To determine kidney function, physicians commonly measure patients’ creatinine levels, however, these levels can remain normal for several hours following acute kidney damage. In order to achieve a precise assessment, physicians need to take measurements over a one to three day period, which limits the use in an emergency room.

Thomas Nickolas, MD, MS, assistant professor of clinical medicine at Columbia University College of Physicians and Surgeons and a kidney specialist at New York-Presbyterian Hospital/The Allen Hospital explains that in contrast, urinary biomarkers only take approximately half an hour for obtaining a measure of the severity of kidney damage.

In an international multi-center collaboration at the New York-Presbyterian Hospital/Columbia University Medical Center, the Staten Island University Hospital, the Charité-Universitätsmedizin, the Max Delbruck Center for Molecular Medicine, and Helios Clinics in Berlin, Germany, researchers evaluated the new approach for the diagnosis of acute kidney injury.

They obtained a single measure of five urinary biomarkers from 1,635 emergency room patients upon hospital admission. The researchers noted that even though all five biomarkers were elevated in incidents of intrinsic AKI (iAKI), the most severe form of AKI, the biomarker called uNGAL was most precise in diagnosing iAKI.

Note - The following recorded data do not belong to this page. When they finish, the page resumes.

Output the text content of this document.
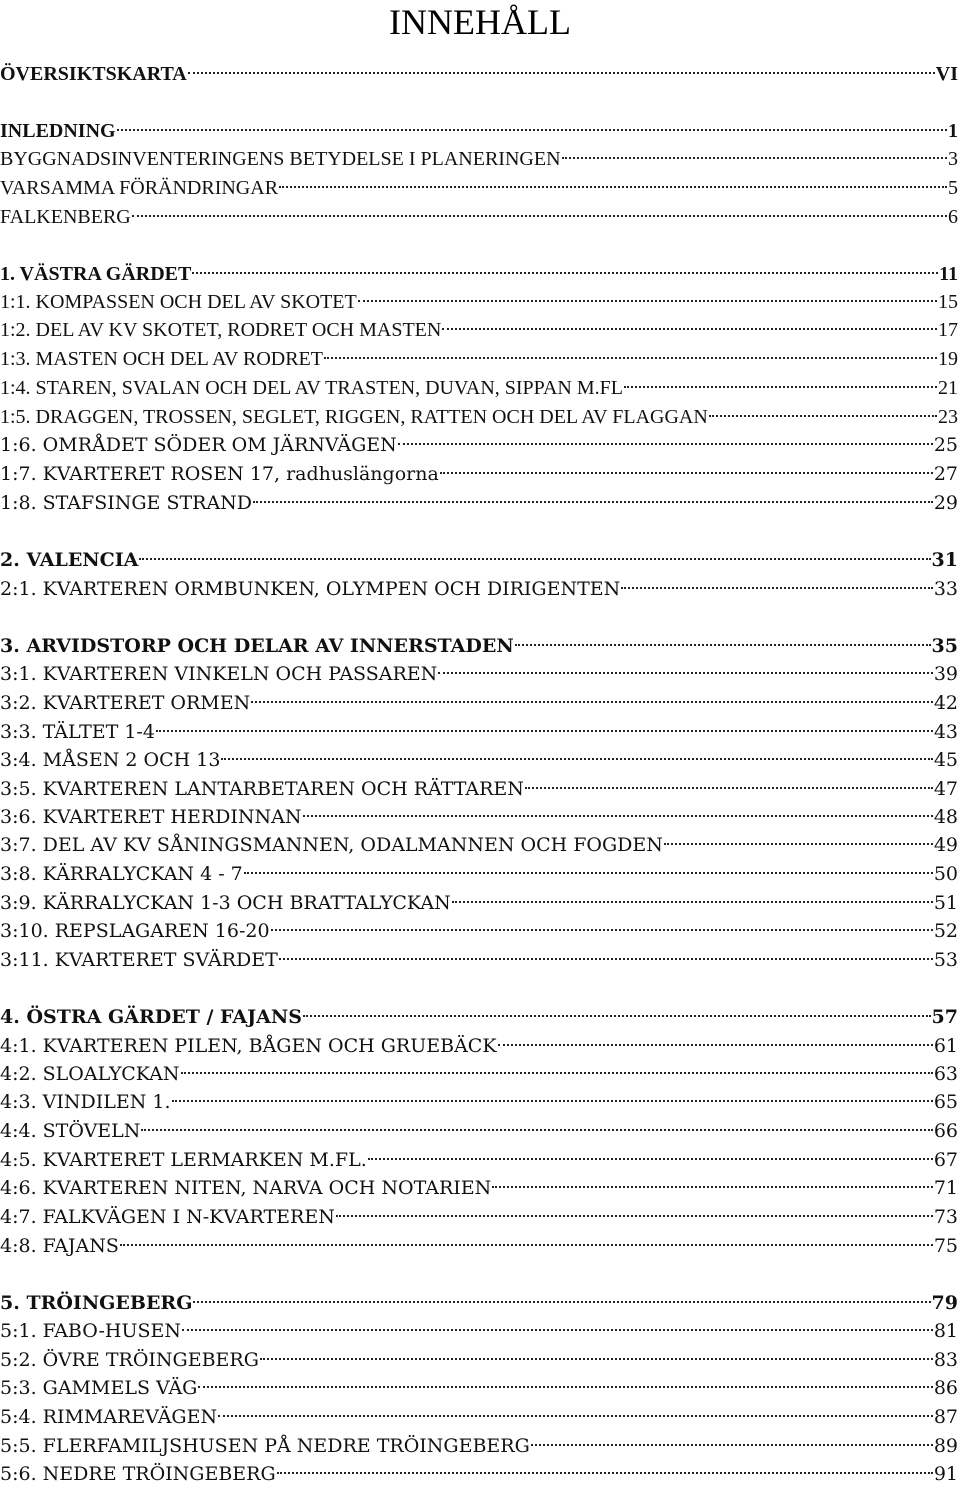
INNEHÅLL
ÖVERSIKTSKARTA	VI
INLEDNING	1
BYGGNADSINVENTERINGENS BETYDELSE I PLANERINGEN	3
VARSAMMA FÖRÄNDRINGAR	5
FALKENBERG	6
1. VÄSTRA GÄRDET	11
1:1. KOMPASSEN OCH DEL AV SKOTET	15
1:2. DEL AV KV SKOTET, RODRET OCH MASTEN	17
1:3. MASTEN OCH DEL AV RODRET	19
1:4. STAREN, SVALAN OCH DEL AV TRASTEN, DUVAN, SIPPAN M.FL	21
1:5. DRAGGEN, TROSSEN, SEGLET, RIGGEN, RATTEN OCH DEL AV FLAGGAN	23
1:6. OMRÅDET SÖDER OM JÄRNVÄGEN	25
1:7. KVARTERET ROSEN 17, radhuslängorna	27
1:8. STAFSINGE STRAND	29
2. VALENCIA	31
2:1. KVARTEREN ORMBUNKEN, OLYMPEN OCH DIRIGENTEN	33
3. ARVIDSTORP OCH DELAR AV INNERSTADEN	35
3:1. KVARTEREN VINKELN OCH PASSAREN	39
3:2. KVARTERET ORMEN	42
3:3. TÄLTET 1-4	43
3:4. MÅSEN 2 OCH 13	45
3:5. KVARTEREN LANTARBETAREN OCH RÄTTAREN	47
3:6. KVARTERET HERDINNAN	48
3:7. DEL AV KV SÅNINGSMANNEN, ODALMANNEN OCH FOGDEN	49
3:8. KÄRRALYCKAN 4 - 7	50
3:9. KÄRRALYCKAN 1-3 OCH BRATTALYCKAN	51
3:10. REPSLAGAREN 16-20	52
3:11. KVARTERET SVÄRDET	53
4. ÖSTRA GÄRDET / FAJANS	57
4:1. KVARTEREN PILEN, BÅGEN OCH GRUEBÄCK	61
4:2. SLOALYCKAN	63
4:3. VINDILEN 1.	65
4:4. STÖVELN	66
4:5. KVARTERET LERMARKEN M.FL.	67
4:6. KVARTEREN NITEN, NARVA OCH NOTARIEN	71
4:7. FALKVÄGEN I N-KVARTEREN	73
4:8. FAJANS	75
5. TRÖINGEBERG	79
5:1. FABO-HUSEN	81
5:2. ÖVRE TRÖINGEBERG	83
5:3. GAMMELS VÄG	86
5:4. RIMMAREVÄGEN	87
5:5. FLERFAMILJSHUSEN PÅ NEDRE TRÖINGEBERG	89
5:6. NEDRE TRÖINGEBERG	91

It was also the biomarker, which best predicted the duration and severity of the injury. Both uNGAL and another biomarker, named Kim-1 were reported to be the most accurate biomarkers in predicting death or the need to initiate dialysis during hospitalization. The biomarker uNGAL was identified at the New York-Presbyterian Hospital/Columbia University Medical Center and at Cincinnati Children’s Hospital. In this study, researchers measured uNGAL by Abbott’s ARCHITECT-NGAL assay, which can be obtained commercially outside the US.

Senior researcher Jonathan Barasch, MD, PhD, associate professor of medicine and of anatomy and cell biology at the Columbia University College of Physicians and Surgeons, who is also a kidney specialist at the New York-Presbyterian Hospital/The Allen Hospital declared:

“The ability to identify acute kidney damage while the patient is in triage is especially important in busy urban hospitals, where patients cannot wait for repetitive measures of creatinine and are frequently lost to follow-up. The use of urinary biomarkers could also be of great use to the military, at disaster sites, and in other situations where quick medical decisions must be made.”

Dr. Kai Schmidt-Ott, MD, a kidney specialist at the Charité Berlin and research group leader at the Max Delbrück Center for Molecular Medicine, who is also adjunct assistant professor at Columbia University Medical Center added:

“Combining urinary biomarkers such as uNGAL with the current standard marker creatinine will significantly improve the identification of patients at risk of death or dialysis in the hospital. Identifying these patients at the earliest possible time in the emergency room may enable us to introduce new treatment options to improve their outcomes.”